The registered retirement savings plan (RRSP) deadline is just two weeks away, so you may want to double check your contribution limit for 2021 to help determine whether you want to sock some more money away before March 1.
To assist you, here’s a refresher on RRSP deduction limits, some tools you can use to help you calculate your potential 2021 tax savings, and a cautionary tale from the court where a taxpayer made a costly mistake when contributing to his RRSP based on a misunderstanding of his contribution limit.
Your limit for 2021 begins with your RRSP deduction limit from 2020, since unused room is automatically carried forward from year to year. Then, any RRSP contributions you deducted on your 2020 return are subtracted, before adding your new contribution room for 2021, equal to 18 per cent of 2020 “earned income,” to a maximum of $27,830. Earned income includes (self-)employment income and rental income, among a few other things.
The 18-per-cent limitation is tied into something called the “factor of nine,” which uses a hypothetical defined-benefit pension plan in which saving nine per cent of an employee’s annual earnings will let an individual buy a retirement annuity equal to one per cent of pre-retirement income. The Tax Act lets a member of a defined-benefit pension plan accrue a maximum tax-free annuity of two per cent of final earnings in the year of accrual, which, over a 35-year working career, would provide a pension equal to 70 per cent of pre-retirement earnings.
If you were a member of a pension plan, you may have a 2020 pension adjustment deducted (you can’t double up on total savings) before arriving at your 2021 RRSP deduction limit. But that’s not necessarily how much you can contribute, because, in some cases, you may have chosen not to deduct previous RRSP contributions in a prior year. For example, if you contributed to an RRSP in 2020 while you were on a parental leave and had little income, you may have decided to defer taking the deduction until a future year. In these situations, the undeducted contributions reduce the amount you can contribute for 2021.
You can find your RRSP deduction limit by visiting Canada Revenue Agency’s My Account service online or by checking the RRSP Deduction Limit Statement on your most recent notice of (re)assessment.
There are a variety of online tools available to help you decide how much to contribute. Intuit Inc.’s TurboTax offers an RRSP optimizer that shows how much your tax refund could increase (or tax owing decrease) by making an RRSP contribution. Enter your income, tax paid to date, and province and residence, and a slider allows you to play around with your RRSP contribution amount as your refund (or liability) grows or shrinks. Accounting firm EY also has an RRSP calculator that will show what your RRSP contribution is worth in all 10 provinces and territories, based on your level of taxable income.
But, no matter how much you decide to contribute this RRSP season, it’s important to stay within your contribution limit or face a penalty tax of one per cent per month for each dollar you overcontribute (beyond a $2,000 permitted overage). A recent tax case decided last month involved a taxpayer who was hit with the penalty tax for a mistaken RRSP overcontribution that stemmed from his misunderstanding of what constituted “earned income.”

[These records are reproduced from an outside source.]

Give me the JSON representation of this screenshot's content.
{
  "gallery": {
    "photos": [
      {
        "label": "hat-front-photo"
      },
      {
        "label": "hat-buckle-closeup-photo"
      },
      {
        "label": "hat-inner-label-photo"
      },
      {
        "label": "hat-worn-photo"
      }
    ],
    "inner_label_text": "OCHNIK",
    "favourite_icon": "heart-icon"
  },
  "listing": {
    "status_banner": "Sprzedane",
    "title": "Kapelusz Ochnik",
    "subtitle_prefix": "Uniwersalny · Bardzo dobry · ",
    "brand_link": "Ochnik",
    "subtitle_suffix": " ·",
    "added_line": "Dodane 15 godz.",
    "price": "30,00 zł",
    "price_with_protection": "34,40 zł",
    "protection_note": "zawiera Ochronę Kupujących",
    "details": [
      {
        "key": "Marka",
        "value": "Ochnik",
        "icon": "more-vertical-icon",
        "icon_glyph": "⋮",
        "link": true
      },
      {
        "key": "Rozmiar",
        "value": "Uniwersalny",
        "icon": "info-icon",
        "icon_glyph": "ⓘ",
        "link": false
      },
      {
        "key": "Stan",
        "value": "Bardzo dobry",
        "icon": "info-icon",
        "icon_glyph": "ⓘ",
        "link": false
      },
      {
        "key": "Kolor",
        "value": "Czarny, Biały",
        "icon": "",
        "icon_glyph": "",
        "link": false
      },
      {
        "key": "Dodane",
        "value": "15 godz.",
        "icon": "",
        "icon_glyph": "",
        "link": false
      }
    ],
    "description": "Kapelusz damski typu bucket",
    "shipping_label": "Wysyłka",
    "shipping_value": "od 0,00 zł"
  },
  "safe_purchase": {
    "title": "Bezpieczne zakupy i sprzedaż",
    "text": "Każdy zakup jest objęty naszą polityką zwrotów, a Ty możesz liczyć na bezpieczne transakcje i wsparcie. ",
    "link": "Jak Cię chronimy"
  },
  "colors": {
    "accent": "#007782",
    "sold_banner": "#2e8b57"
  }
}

In 2013, the taxpayer lost his job after 12 years of service with his employer. He was unhappy with how he had been terminated and retained a lawyer. With the help of his counsel, the taxpayer negotiated a severance payment of approximately $165,000. He received this amount in 2014 and included it in his taxable income. During the 2015 RRSP season, specifically, in February of that year, the taxpayer made an RRSP contribution of $24,270.

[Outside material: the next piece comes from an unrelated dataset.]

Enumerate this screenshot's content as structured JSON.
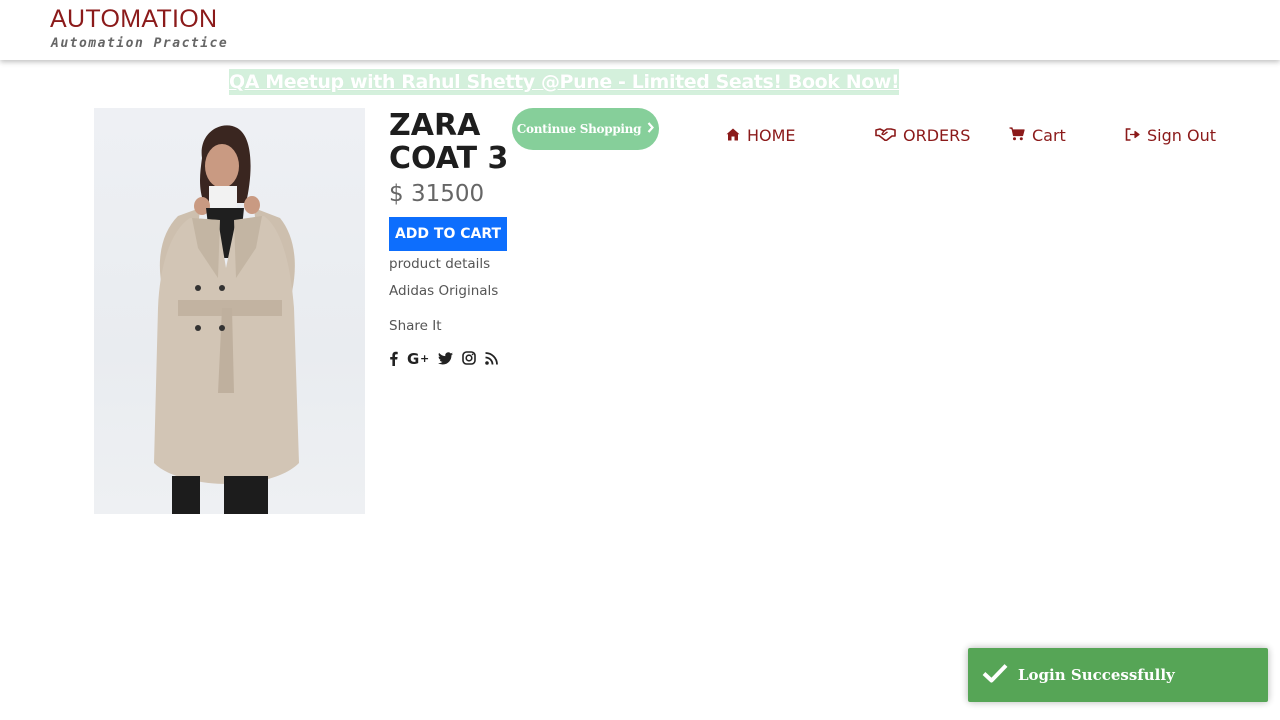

Fast forward three years to March 2018, and the CRA assessed the taxpayer an RRSP overcontribution penalty tax of $1,106 in respect of the 2015 taxation year. The penalty tax was on just part of his RRSP contribution, since he did have some contribution room available.
The issue in the case came down to whether the payment from his former employer fell within the definition of earned income for the purpose of calculating his available room. If it did, there would not have been an overcontribution.

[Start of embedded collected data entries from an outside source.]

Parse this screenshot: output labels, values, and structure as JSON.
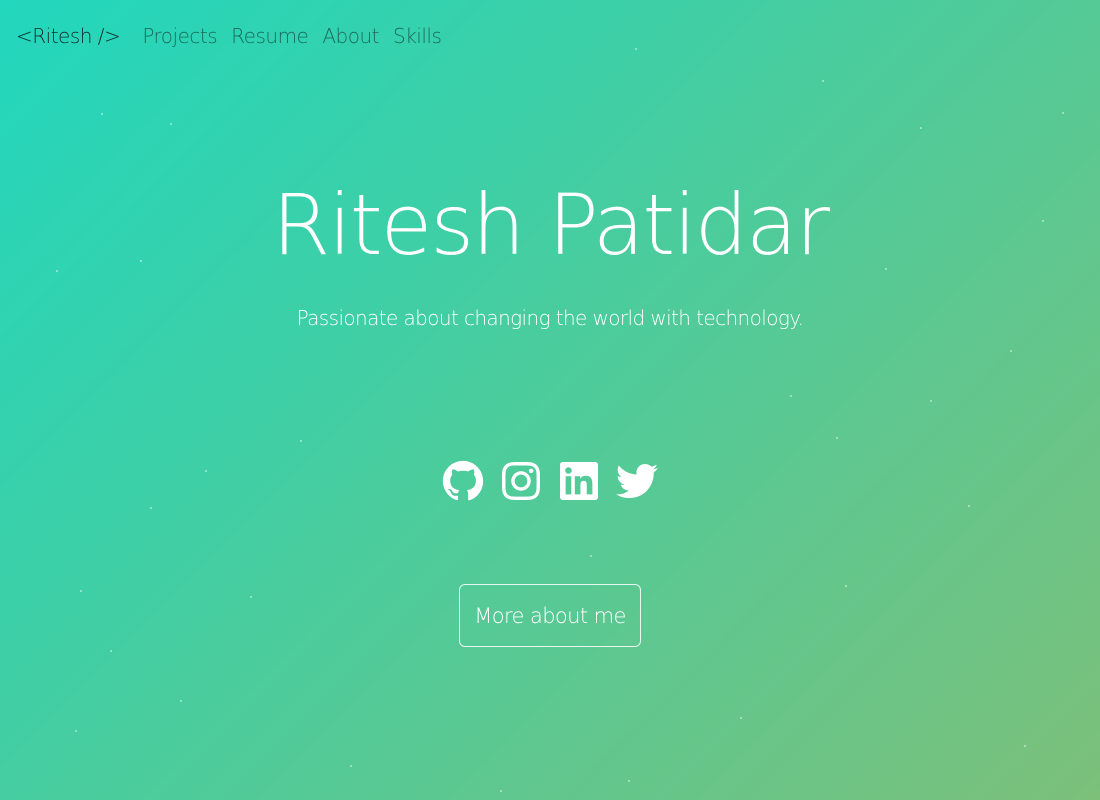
{
  "nav": {
    "brand": "<Ritesh />",
    "links": [
      {
        "label": "Projects"
      },
      {
        "label": "Resume"
      },
      {
        "label": "About"
      },
      {
        "label": "Skills"
      }
    ]
  },
  "hero": {
    "name": "Ritesh Patidar",
    "tagline": "Passionate about changing the world with technology."
  },
  "social": [
    {
      "icon": "github-icon"
    },
    {
      "icon": "instagram-icon"
    },
    {
      "icon": "linkedin-icon"
    },
    {
      "icon": "twitter-icon"
    }
  ],
  "cta": {
    "label": "More about me"
  },
  "colors": {
    "gradient_start": "#22d7bd",
    "gradient_end": "#7cc07a",
    "text": "#ffffff",
    "brand_text": "#0f2e2a"
  }
}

The taxpayer maintained the payment formed part of his remuneration from employment. After all, he would not have received the amount had he not been previously employed by the payor. Indeed, if the payment in issue was not remuneration and not earned income, then, he argued, he should not have been taxed on the payment at all.
That may have been true before 1981, as prior jurisprudence concluded that such payments were not considered employment income. But, in late 1981, the definition of a “retiring allowance” was amended to include the full amount of any payment to an employee received as damages, or pursuant to a judicial determination. Under the current wording, a retiring allowance is defined as an amount “received on or after retirement of a taxpayer from an … employment in recognition of the taxpayer’s long service, or in respect of a loss of an office or employment of a taxpayer, whether or not received as, on account or in lieu of payment of, damages or pursuant to an order or judgment of a competent tribunal.”
Retiring allowances, however, are taxable as “other income,” not as employment income, and are therefore excluded from the calculation of earned income that establishes RRSP room. As a result, the taxpayer lost his case and was stuck with the overcontribution penalty tax, which the judge did reduce somewhat due to a computational error by the CRA.